今もターレスさんが間近にいて固まり続けるあたしをちらっと見た悟空は、そのままターレスさんを睨みつける。
こんな状況、想像してもいなかった。
ラディッツさんはどこか冷静に「お前はこっちに来てな」なんて悟天くんを呼び寄せているし。
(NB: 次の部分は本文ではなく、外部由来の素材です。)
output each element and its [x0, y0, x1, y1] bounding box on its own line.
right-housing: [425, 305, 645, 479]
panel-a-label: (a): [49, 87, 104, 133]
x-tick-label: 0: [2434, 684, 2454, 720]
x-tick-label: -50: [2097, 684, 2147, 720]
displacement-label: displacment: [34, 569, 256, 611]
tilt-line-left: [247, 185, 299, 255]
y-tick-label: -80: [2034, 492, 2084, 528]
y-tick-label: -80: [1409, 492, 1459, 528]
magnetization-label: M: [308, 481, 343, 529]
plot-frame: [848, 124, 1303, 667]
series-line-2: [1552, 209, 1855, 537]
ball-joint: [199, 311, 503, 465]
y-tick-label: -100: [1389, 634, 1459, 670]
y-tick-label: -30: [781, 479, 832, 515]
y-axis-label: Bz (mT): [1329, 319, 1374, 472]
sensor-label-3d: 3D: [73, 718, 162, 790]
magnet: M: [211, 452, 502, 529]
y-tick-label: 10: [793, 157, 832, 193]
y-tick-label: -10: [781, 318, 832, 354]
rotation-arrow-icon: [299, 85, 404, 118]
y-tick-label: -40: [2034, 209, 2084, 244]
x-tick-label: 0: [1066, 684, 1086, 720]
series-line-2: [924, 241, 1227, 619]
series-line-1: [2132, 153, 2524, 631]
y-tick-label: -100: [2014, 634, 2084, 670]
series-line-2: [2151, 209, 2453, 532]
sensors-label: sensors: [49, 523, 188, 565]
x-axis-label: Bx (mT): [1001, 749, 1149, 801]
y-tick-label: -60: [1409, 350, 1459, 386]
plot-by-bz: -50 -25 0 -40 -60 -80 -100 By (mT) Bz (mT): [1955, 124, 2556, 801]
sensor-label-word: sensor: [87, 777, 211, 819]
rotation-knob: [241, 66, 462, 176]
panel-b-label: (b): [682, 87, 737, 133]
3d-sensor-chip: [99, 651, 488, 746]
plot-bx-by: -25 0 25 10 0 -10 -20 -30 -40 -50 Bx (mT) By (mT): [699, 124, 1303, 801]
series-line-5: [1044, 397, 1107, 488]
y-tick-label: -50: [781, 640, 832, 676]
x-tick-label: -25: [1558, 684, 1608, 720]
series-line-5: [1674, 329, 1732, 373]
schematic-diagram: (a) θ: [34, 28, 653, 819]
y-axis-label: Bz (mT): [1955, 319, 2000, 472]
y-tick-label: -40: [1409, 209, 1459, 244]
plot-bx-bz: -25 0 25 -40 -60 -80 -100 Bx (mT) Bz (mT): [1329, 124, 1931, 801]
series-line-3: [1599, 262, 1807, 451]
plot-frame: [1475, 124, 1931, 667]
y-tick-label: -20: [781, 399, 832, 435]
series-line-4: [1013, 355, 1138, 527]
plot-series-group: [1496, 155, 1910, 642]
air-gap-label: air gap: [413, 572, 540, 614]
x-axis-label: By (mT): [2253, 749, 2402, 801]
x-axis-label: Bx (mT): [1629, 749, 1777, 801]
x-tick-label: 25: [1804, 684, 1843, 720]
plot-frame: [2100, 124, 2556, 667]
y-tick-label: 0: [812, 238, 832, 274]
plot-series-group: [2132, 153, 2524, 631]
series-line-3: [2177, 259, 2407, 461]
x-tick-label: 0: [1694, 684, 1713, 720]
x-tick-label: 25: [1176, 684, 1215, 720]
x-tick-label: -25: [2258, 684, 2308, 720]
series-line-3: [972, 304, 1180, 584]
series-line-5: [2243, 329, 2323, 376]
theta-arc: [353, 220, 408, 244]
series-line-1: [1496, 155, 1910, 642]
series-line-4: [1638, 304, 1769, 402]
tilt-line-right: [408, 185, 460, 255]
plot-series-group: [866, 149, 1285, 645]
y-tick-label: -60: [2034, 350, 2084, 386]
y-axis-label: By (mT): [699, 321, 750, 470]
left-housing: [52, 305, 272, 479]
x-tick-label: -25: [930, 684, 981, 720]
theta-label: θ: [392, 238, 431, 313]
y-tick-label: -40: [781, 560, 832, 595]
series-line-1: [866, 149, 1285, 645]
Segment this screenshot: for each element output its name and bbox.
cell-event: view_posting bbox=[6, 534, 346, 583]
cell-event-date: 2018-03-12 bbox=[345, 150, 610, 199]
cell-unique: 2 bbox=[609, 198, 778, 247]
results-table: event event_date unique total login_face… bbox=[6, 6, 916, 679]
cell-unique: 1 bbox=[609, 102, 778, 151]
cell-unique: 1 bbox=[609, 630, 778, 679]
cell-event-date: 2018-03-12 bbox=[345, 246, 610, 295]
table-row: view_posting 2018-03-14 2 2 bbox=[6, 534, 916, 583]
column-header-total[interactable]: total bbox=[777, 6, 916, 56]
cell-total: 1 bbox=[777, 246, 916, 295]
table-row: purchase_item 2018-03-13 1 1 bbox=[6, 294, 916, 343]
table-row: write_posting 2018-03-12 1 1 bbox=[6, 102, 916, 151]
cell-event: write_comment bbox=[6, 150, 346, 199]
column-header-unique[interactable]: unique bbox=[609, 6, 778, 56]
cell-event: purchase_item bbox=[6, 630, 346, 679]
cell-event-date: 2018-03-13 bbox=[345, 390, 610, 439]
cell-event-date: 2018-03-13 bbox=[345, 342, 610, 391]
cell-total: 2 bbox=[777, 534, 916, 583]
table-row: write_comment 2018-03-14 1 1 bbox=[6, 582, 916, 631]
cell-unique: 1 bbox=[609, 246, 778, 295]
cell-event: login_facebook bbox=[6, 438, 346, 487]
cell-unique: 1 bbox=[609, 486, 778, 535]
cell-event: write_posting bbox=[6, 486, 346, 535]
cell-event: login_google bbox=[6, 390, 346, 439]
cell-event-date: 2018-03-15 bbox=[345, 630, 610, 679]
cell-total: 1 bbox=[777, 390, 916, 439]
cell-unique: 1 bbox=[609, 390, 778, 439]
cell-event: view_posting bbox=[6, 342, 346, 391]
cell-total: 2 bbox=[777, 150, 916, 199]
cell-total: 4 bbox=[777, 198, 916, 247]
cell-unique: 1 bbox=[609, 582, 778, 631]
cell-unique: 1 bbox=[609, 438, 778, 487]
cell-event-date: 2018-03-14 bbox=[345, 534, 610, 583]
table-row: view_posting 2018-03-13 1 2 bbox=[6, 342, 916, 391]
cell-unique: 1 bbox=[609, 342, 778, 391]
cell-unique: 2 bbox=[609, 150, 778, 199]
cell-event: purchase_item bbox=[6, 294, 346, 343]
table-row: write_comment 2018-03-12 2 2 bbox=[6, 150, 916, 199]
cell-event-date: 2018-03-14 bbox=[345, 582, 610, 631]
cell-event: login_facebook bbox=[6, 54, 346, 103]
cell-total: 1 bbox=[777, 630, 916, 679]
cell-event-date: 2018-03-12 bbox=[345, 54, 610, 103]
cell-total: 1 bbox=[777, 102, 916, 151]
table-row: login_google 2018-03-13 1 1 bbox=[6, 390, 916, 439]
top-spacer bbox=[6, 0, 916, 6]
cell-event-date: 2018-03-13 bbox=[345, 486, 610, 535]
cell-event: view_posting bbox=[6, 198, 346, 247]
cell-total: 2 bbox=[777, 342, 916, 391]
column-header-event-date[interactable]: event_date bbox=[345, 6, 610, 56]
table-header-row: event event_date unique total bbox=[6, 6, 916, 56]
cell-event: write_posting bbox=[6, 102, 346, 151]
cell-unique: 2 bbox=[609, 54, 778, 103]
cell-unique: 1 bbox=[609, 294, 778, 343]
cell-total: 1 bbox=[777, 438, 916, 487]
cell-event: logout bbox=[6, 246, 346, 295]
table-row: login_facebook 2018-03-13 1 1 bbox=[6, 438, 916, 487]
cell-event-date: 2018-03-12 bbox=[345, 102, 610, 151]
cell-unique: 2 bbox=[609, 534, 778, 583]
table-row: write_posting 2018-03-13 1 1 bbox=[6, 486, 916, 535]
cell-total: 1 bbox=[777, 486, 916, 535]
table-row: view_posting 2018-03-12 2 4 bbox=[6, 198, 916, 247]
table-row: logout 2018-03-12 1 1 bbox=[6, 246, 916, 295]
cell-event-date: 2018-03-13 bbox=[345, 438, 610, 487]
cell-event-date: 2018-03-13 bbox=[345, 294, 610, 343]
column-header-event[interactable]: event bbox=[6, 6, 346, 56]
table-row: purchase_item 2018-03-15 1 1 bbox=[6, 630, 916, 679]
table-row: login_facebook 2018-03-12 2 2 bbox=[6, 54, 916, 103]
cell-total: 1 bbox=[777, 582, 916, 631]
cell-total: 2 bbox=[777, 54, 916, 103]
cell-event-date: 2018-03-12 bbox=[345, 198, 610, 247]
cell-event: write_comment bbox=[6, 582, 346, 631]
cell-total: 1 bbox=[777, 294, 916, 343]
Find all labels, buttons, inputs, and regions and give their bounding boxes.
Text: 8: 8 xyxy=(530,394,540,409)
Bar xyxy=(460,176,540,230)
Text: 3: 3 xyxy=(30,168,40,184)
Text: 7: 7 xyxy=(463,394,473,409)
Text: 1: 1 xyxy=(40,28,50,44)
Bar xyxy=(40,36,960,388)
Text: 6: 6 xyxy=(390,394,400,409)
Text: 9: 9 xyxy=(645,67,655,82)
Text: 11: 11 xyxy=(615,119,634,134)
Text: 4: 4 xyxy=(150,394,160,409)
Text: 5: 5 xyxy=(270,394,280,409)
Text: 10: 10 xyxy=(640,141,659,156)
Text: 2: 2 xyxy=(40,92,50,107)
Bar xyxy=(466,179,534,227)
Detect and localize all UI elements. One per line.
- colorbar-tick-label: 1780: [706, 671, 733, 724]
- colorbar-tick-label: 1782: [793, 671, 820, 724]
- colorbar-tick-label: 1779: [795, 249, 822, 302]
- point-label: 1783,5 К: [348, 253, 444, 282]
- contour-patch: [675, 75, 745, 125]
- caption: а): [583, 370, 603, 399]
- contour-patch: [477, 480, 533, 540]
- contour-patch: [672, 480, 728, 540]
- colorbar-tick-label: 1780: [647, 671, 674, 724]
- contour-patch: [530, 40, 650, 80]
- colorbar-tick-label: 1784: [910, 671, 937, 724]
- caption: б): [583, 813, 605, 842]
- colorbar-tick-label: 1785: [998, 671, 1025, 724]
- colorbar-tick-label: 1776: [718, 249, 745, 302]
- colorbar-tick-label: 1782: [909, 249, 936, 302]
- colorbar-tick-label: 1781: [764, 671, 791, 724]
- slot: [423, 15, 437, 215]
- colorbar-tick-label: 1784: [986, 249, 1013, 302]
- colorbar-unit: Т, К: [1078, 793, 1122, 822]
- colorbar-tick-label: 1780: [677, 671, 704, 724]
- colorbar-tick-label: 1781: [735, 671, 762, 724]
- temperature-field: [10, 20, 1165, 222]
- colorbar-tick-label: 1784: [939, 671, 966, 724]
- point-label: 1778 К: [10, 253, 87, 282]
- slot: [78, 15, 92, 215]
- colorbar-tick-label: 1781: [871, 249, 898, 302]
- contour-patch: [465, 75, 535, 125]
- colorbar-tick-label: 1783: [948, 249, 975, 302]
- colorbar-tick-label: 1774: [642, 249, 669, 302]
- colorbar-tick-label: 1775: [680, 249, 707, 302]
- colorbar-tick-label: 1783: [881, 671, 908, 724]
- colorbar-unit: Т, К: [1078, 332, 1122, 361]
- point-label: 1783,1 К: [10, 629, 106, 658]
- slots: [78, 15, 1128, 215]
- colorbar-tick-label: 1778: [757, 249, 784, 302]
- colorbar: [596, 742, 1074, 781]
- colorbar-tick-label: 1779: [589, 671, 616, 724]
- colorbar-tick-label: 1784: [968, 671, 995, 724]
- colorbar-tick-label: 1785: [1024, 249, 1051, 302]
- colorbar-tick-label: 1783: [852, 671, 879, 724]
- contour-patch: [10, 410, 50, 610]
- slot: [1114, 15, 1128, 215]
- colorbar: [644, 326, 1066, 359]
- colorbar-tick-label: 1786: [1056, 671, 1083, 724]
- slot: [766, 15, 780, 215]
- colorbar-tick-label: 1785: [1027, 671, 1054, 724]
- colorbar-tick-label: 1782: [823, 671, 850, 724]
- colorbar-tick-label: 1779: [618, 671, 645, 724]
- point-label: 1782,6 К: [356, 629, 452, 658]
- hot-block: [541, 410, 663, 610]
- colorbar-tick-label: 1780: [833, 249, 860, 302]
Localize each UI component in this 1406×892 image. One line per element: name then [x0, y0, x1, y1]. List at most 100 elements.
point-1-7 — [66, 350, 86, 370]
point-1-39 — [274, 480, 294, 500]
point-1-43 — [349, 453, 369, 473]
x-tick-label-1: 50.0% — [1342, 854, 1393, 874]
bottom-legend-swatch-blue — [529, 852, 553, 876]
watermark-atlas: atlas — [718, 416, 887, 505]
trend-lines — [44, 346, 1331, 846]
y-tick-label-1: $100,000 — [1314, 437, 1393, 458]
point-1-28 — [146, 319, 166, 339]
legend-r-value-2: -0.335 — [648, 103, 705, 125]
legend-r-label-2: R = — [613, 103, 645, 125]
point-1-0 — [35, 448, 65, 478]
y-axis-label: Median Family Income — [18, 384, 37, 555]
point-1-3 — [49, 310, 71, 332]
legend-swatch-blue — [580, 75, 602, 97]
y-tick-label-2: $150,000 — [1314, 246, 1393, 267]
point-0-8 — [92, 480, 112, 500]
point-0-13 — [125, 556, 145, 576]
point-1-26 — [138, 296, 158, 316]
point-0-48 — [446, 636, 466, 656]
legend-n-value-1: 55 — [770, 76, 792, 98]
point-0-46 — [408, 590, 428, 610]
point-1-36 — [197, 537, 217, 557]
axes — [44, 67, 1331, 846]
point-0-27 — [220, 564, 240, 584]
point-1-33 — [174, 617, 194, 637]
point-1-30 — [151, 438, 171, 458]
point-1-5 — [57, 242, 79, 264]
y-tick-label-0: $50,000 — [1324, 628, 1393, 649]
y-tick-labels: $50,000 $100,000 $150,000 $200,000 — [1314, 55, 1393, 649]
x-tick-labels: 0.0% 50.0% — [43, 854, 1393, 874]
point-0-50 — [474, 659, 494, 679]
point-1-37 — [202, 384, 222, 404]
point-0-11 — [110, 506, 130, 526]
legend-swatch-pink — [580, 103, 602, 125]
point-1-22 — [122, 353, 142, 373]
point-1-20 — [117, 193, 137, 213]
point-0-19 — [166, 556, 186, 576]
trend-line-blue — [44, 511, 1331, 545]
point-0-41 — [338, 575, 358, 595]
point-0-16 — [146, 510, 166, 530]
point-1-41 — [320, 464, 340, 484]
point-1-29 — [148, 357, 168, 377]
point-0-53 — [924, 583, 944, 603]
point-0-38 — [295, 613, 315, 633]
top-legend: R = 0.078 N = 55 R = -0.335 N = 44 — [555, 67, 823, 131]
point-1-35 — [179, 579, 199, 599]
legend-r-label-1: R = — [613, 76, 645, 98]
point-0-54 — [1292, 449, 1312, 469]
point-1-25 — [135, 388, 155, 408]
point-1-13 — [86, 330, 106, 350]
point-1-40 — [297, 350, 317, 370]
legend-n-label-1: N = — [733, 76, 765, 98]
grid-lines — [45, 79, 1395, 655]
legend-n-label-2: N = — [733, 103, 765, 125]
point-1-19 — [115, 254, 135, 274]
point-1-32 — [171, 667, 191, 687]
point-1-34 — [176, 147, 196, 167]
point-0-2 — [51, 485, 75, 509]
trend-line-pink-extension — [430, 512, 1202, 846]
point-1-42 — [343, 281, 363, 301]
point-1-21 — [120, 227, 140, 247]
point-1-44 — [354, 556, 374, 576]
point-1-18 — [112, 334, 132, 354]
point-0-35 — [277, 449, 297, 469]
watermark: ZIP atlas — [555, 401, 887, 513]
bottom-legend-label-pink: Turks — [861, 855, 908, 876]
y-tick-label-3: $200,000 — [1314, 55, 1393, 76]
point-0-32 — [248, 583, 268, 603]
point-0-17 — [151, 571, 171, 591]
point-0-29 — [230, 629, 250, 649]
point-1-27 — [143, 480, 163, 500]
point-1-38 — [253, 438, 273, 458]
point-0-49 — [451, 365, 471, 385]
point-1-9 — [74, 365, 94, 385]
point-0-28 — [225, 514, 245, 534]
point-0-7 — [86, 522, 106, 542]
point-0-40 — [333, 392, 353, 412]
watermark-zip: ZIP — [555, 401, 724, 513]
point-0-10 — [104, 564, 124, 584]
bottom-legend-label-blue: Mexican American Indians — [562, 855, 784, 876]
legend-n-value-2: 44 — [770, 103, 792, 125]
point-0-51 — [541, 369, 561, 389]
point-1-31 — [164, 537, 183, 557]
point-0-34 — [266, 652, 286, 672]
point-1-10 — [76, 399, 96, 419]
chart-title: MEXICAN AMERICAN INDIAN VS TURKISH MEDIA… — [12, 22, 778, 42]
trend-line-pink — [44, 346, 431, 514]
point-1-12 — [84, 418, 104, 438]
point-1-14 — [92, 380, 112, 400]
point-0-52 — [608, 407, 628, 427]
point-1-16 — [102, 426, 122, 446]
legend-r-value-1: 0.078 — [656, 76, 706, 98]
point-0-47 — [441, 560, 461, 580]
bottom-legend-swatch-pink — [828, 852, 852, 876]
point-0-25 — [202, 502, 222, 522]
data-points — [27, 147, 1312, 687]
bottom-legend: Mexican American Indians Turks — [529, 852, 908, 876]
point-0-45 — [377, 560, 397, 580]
「悟空、ごめんねっ!帰り、すっかり遅くなっちゃって」
「オラそんなことに腹立ててんじゃねぇ」
「っ…」

腹、立ててるんですか!?
…お、怒ってるの??
あの優しい悟空が??
その事実に驚愕して、あたしは言葉を詰まらせた。

「ガキだな、カカロット」
「ガキでもいいさ…でもな、名前だけはダメだ!」
「へぇ?マジでご執心なんだな」

二ヤリと笑ったターレスさん。
そして、あたしの唇を指でゆっくりとなぞっていく。
その瞬間、悟空の雰囲気が変わった。

「オラ…もう我慢出来ねぇ!!」

前言撤回。
雰囲気が変わった…なんてものじゃない。
超サイヤ人になっちゃった…

「なっ…それは反則だろうが!」
「そんなんどうでもいい!名前から離れねぇと、おめぇをブッ飛ばす!!」

戦慄の空気の中…あたしはいつもと違う悟空に、何故か言葉が出なかった。




ちなみに…
悟空とターレスさんの争いはぶつかり合う前に終わった。
ちょうど、ひと風呂浴び終えたバーダックさんが戻ってきて…
2人とも怒号と共に、ものすごいゲンコツをくらって瞳に涙を浮かべていた。
…っていうか…
超サイヤ人でも瞳に涙を溜めちゃうようなゲンコツって…

親父のゲンコツ最強説、ここに浮上!



『ネタ希望アンケートより頂きました。ありがとうございました!』

“ターレスに迫られる”
いただいたコメントは以下です。

○ふみさま:
ターレスネタも見てみたい・・・。

○今日子さま:
ターレス大好きなので、是非ターレスとの絡みを書いて頂きたいです。